A beat passes. Her voice cracks, but she doesn’t stop.

“He needs to pay.”

The silence that follows feels endless.

Roman doesn’t speak.

He just watches her with a look I’ve never seen on his face. It’s not pity. Not anger. It’s something heavier, like he’s seeing her for the first time, not as a Romanov, not as a pawn, but as a weapon she sharpened herself.

Then, slowly, he lowers the gun completely.

“You love him,” he repeats, almost like he’s trying to taste the truth of it.

She nods.

And for the first time since he walked through the door, Roman’s eyes flick to me, not with rage, but something closer to reluctant understanding.

“You better not fuck this up, Kane,” he mutters.

I don’t say anything.

I just take her hand.

Tightly.

Like I never intend to let go.

Roman stares at our joined hands for a long moment. Not with disgust. Not even with disappointment.

With recognition.

That’s what it is, recognition. Like he’s looking at something he’s already lived through. A decision he once made. A line he once crossed.

His jaw ticks, and then he sighs, a slow, tired exhale that seems to deflate some of the anger still bracing his spine.

“I’m no stranger to loving someone I shouldn’t,” he says quietly, not looking at either of us. “It doesn’t go away, you know. That guilt. That weight. Doesn’t matter how right it feels in the dark… when the lights come back on, you still have to face the wreckage.”

There’s a flicker of something in his expression then, something old and bruised. His gaze drifts toward the floor like he’s seeing ghosts.

“You spend years convincing yourself you’re doing it for the right reasons,” he mutters. “To protect her. To use her. To save her. Doesn’t matter. In the end, it always feels the same when the world turns on you.”

He finally looks up, locking eyes with Katya. “So if you’re going to choose him, you better be ready to bleed for it. Because there’s no going back after this. Not for you. Not for him.”

Katya doesn’t blink. “I know.”

Roman nods once, like that’s the only answer he’ll accept. Then he turns to me, all softness gone.

“Alright, Kane. What’s the plan?”

It’s a challenge.

A test.

The past few minutes might’ve cracked something open between us, but that doesn’t mean the war is over. Trust, if it’s going to exist between us again, needs to be earned. Brick by bloody brick.

I tighten my grip on Katya’s hand, then release it, stepping forward toward the projection table in the center of the vault.

“We take over from the inside,” I say, tapping the screen to reveal the underground schematics of the estate.

“We isolate the loyalty cells, strip Dimitri of his leverage, and expose the blood supply line. If we make the children disappear, we collapse his hold on the donors. His empire bleeds dry from the root.”

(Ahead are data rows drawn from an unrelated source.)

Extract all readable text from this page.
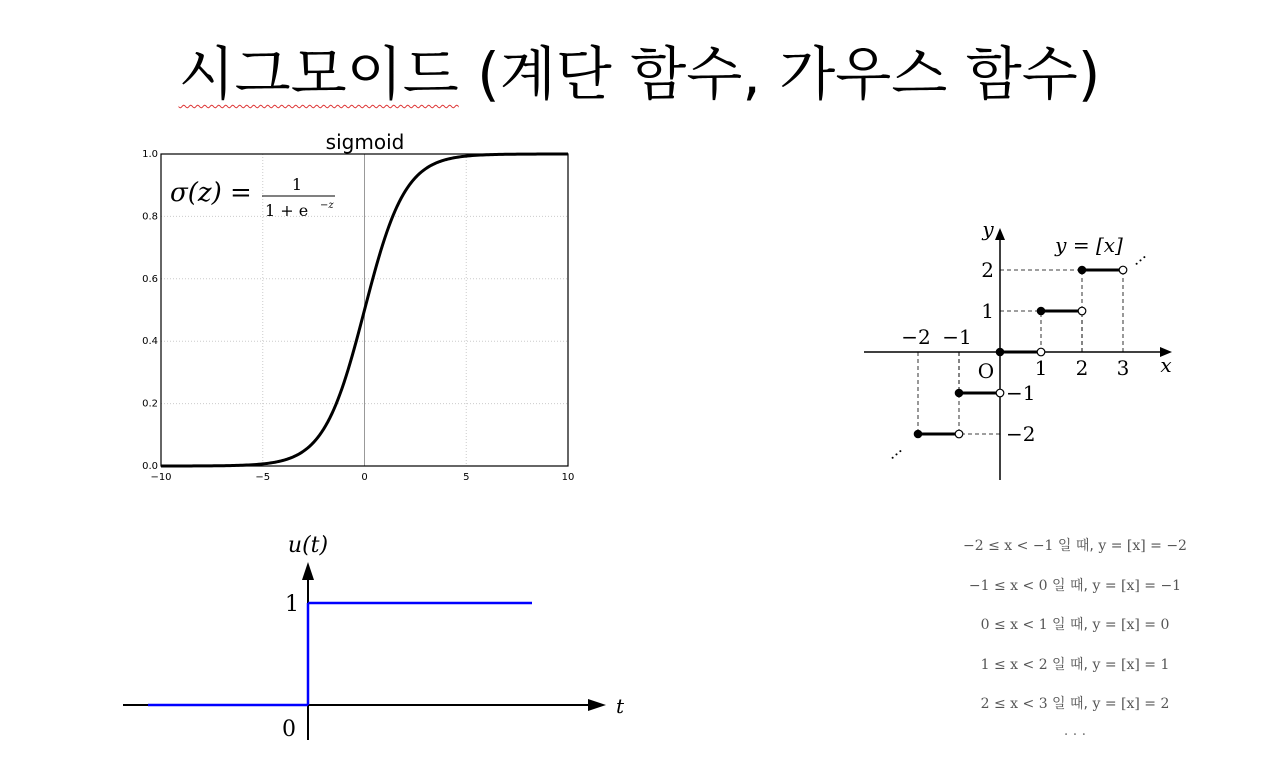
시그모이드 (계단 함수, 가우스 함수)
sigmoid
−10	−5	0	5	10
0.0
0.2
0.4
0.6
0.8
1.0
σ(z) =	1
1 + e −z
u(t)
t
1
0
y
x
O
y = [x]
···
···
−2 −1
1 2 3
2
1
−1
−2
−2 ≤ x < −1 일 때, y = [x] = −2
−1 ≤ x < 0 일 때, y = [x] = −1
0 ≤ x < 1 일 때, y = [x] = 0
1 ≤ x < 2 일 때, y = [x] = 1
2 ≤ x < 3 일 때, y = [x] = 2
· · ·
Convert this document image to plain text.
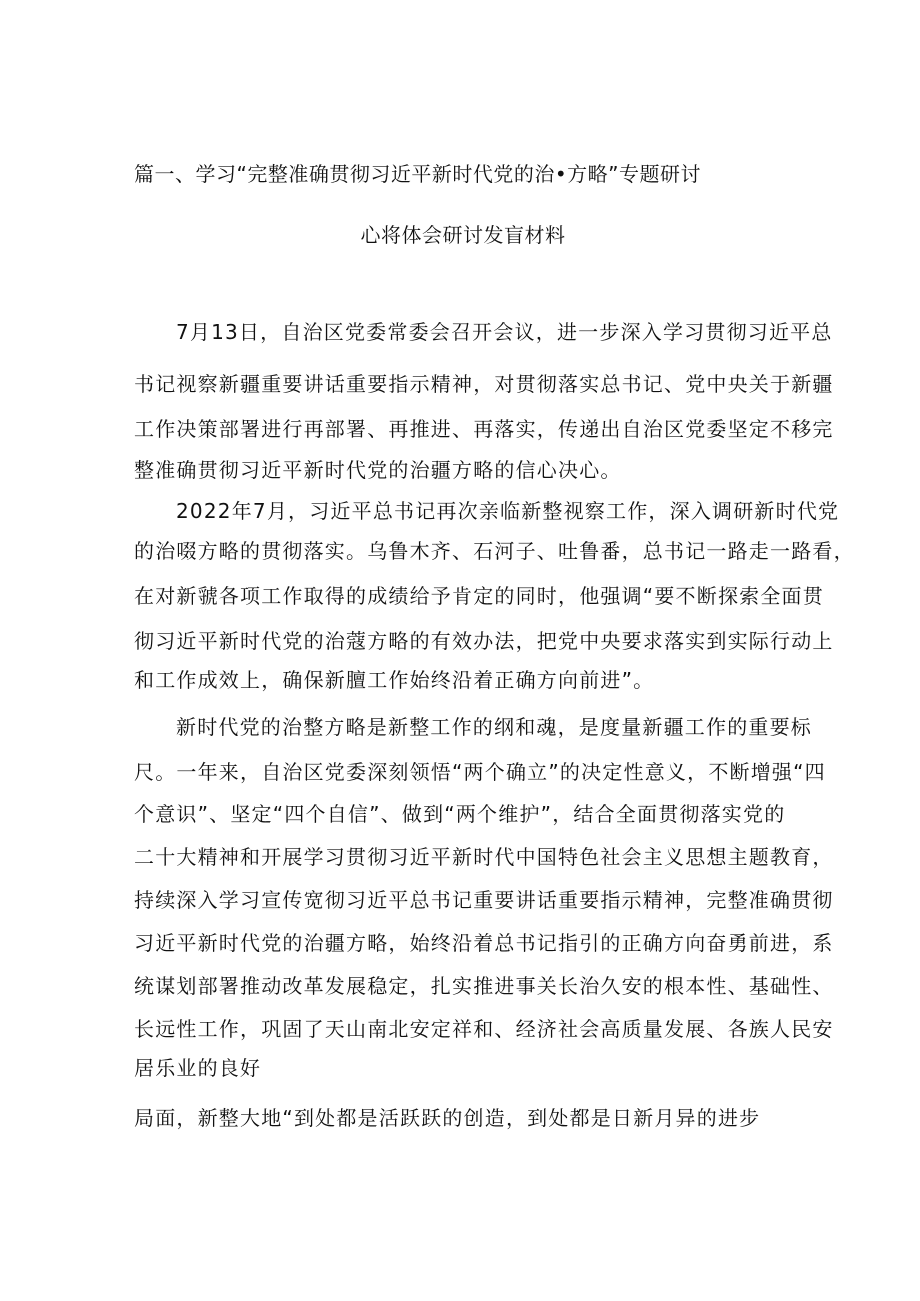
篇一、学习“完整准确贯彻习近平新时代党的治•方略”专题研讨
心将体会研讨发盲材料
7月13日，自治区党委常委会召开会议，进一步深入学习贯彻习近平总
书记视察新疆重要讲话重要指示精神，对贯彻落实总书记、党中央关于新疆
工作决策部署进行再部署、再推进、再落实，传递出自治区党委坚定不移完
整准确贯彻习近平新时代党的治疆方略的信心决心。
2022年7月，习近平总书记再次亲临新整视察工作，深入调研新时代党
的治啜方略的贯彻落实。乌鲁木齐、石河子、吐鲁番，总书记一路走一路看，
在对新虢各项工作取得的成绩给予肯定的同时，他强调“要不断探索全面贯
彻习近平新时代党的治蔻方略的有效办法，把党中央要求落实到实际行动上
和工作成效上，确保新膻工作始终沿着正确方向前进”。
新时代党的治整方略是新整工作的纲和魂，是度量新疆工作的重要标
尺。一年来，自治区党委深刻领悟“两个确立”的决定性意义，不断增强“四
个意识”、坚定“四个自信”、做到“两个维护”，结合全面贯彻落实党的
二十大精神和开展学习贯彻习近平新时代中国特色社会主义思想主题教育，
持续深入学习宣传宽彻习近平总书记重要讲话重要指示精神，完整准确贯彻
习近平新时代党的治疆方略，始终沿着总书记指引的正确方向奋勇前进，系
统谋划部署推动改革发展稳定，扎实推进事关长治久安的根本性、基础性、
长远性工作，巩固了天山南北安定祥和、经济社会高质量发展、各族人民安
居乐业的良好
局面，新整大地“到处都是活跃跃的创造，到处都是日新月异的进步
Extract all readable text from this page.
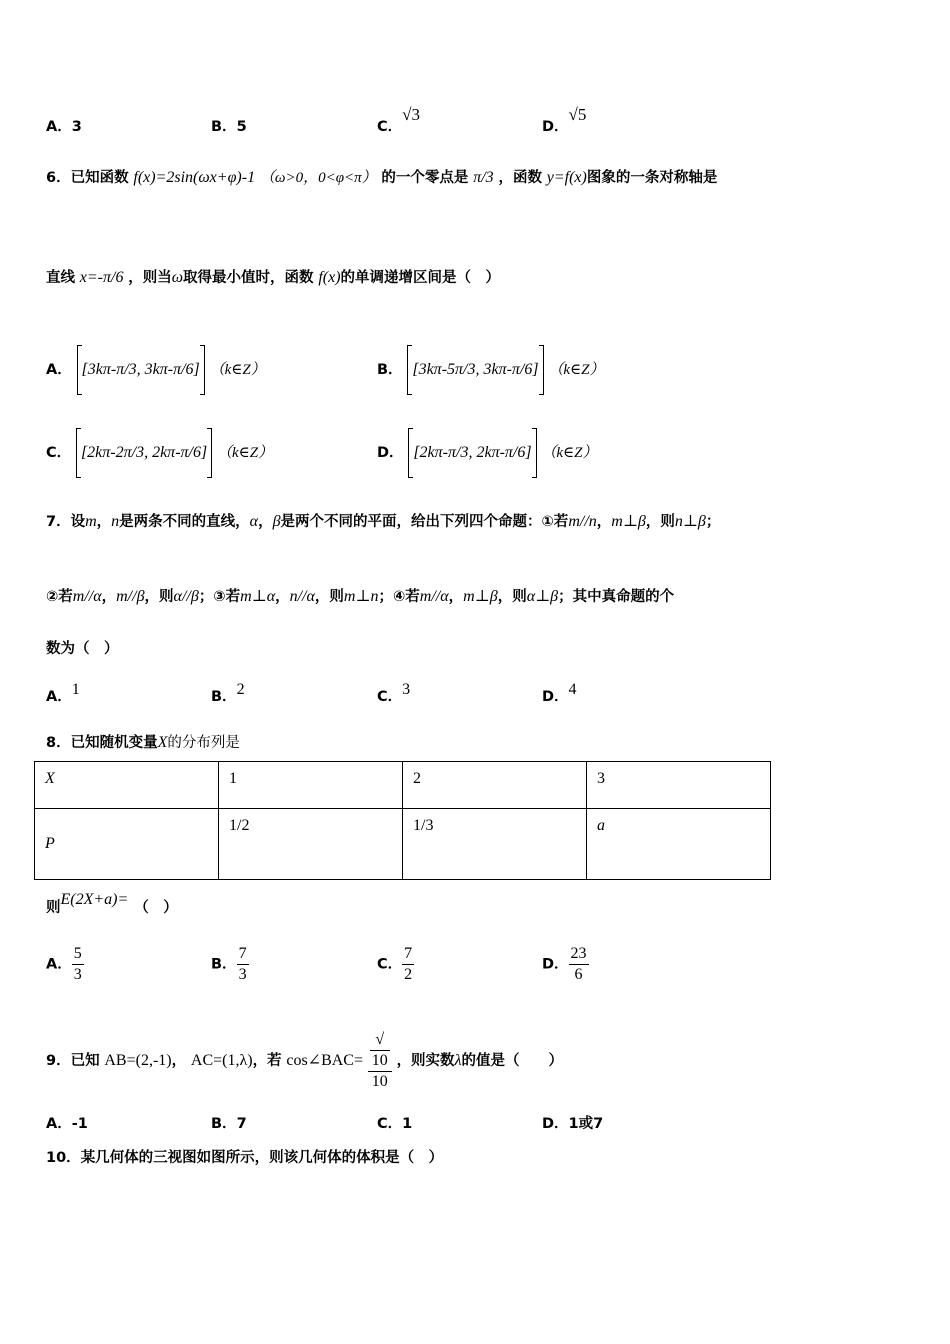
A．3	B．5	C．√3
D．√5
6．已知函数 f(x)=2sin(ωx+φ)-1 （ω>0，0<φ<π） 的一个零点是 π/3 ，函数 y=f(x)图象的一条对称轴是
直线 x=-π/6 ，则当ω取得最小值时，函数 f(x)的单调递增区间是（　）
A． [3kπ-π/3, 3kπ-π/6] （k∈Z）	B． [3kπ-5π/3, 3kπ-π/6] （k∈Z）
C． [2kπ-2π/3, 2kπ-π/6] （k∈Z）	D． [2kπ-π/3, 2kπ-π/6] （k∈Z）
7．设m，n是两条不同的直线，α，β是两个不同的平面，给出下列四个命题：①若m//n，m⊥β，则n⊥β；
②若m//α，m//β，则α//β；③若m⊥α，n//α，则m⊥n；④若m//α，m⊥β，则α⊥β；其中真命题的个
数为（　）
A．1	B．2	C．3	D．4
8．已知随机变量X的分布列是
X	1	2	3
P	1/2	1/3	a
则E(2X+a)= （　）
A． $\frac{5}{3}$	B． $\frac{7}{3}$	C． $\frac{7}{2}$	D． $\frac{23}{6}$
9．已知 AB=(2,-1)， AC=(1,λ)，若 cos∠BAC= √
10
10 ，则实数λ的值是（　　）
A．-1	B．7	C．1	D．1或7
10．某几何体的三视图如图所示，则该几何体的体积是（　）
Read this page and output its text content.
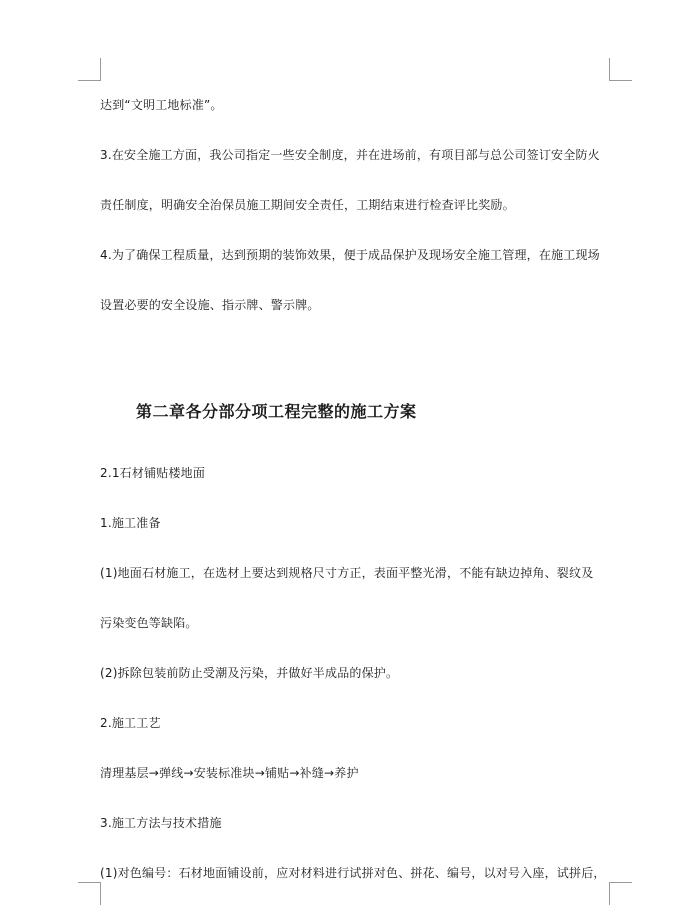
达到“文明工地标准”。
3.在安全施工方面，我公司指定一些安全制度，并在进场前，有项目部与总公司签订安全防火
责任制度，明确安全治保员施工期间安全责任，工期结束进行检查评比奖励。
4.为了确保工程质量，达到预期的装饰效果，便于成品保护及现场安全施工管理，在施工现场
设置必要的安全设施、指示牌、警示牌。
第二章各分部分项工程完整的施工方案
2.1石材铺贴楼地面
1.施工准备
(1)地面石材施工，在选材上要达到规格尺寸方正，表面平整光滑，不能有缺边掉角、裂纹及
污染变色等缺陷。
(2)拆除包装前防止受潮及污染，并做好半成品的保护。
2.施工工艺
清理基层→弹线→安装标准块→铺贴→补缝→养护
3.施工方法与技术措施
(1)对色编号：石材地面铺设前，应对材料进行试拼对色、拼花、编号，以对号入座，试拼后，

Roman steps beside me, eyes scanning the blueprint.

“And Dimitri?”

“He dies screaming,” I answer. “But not before we rip everything he’s built down around him.”

Katya moves to my other side, her voice quiet but razor-sharp. “He’ll never see it coming. He thinks we’re loyal. He thinks I’m still his little girl.”

Roman glances at her again. “Then I hope you’re ready to break his heart.”

She doesn’t look away. “I’m ready to crush it.”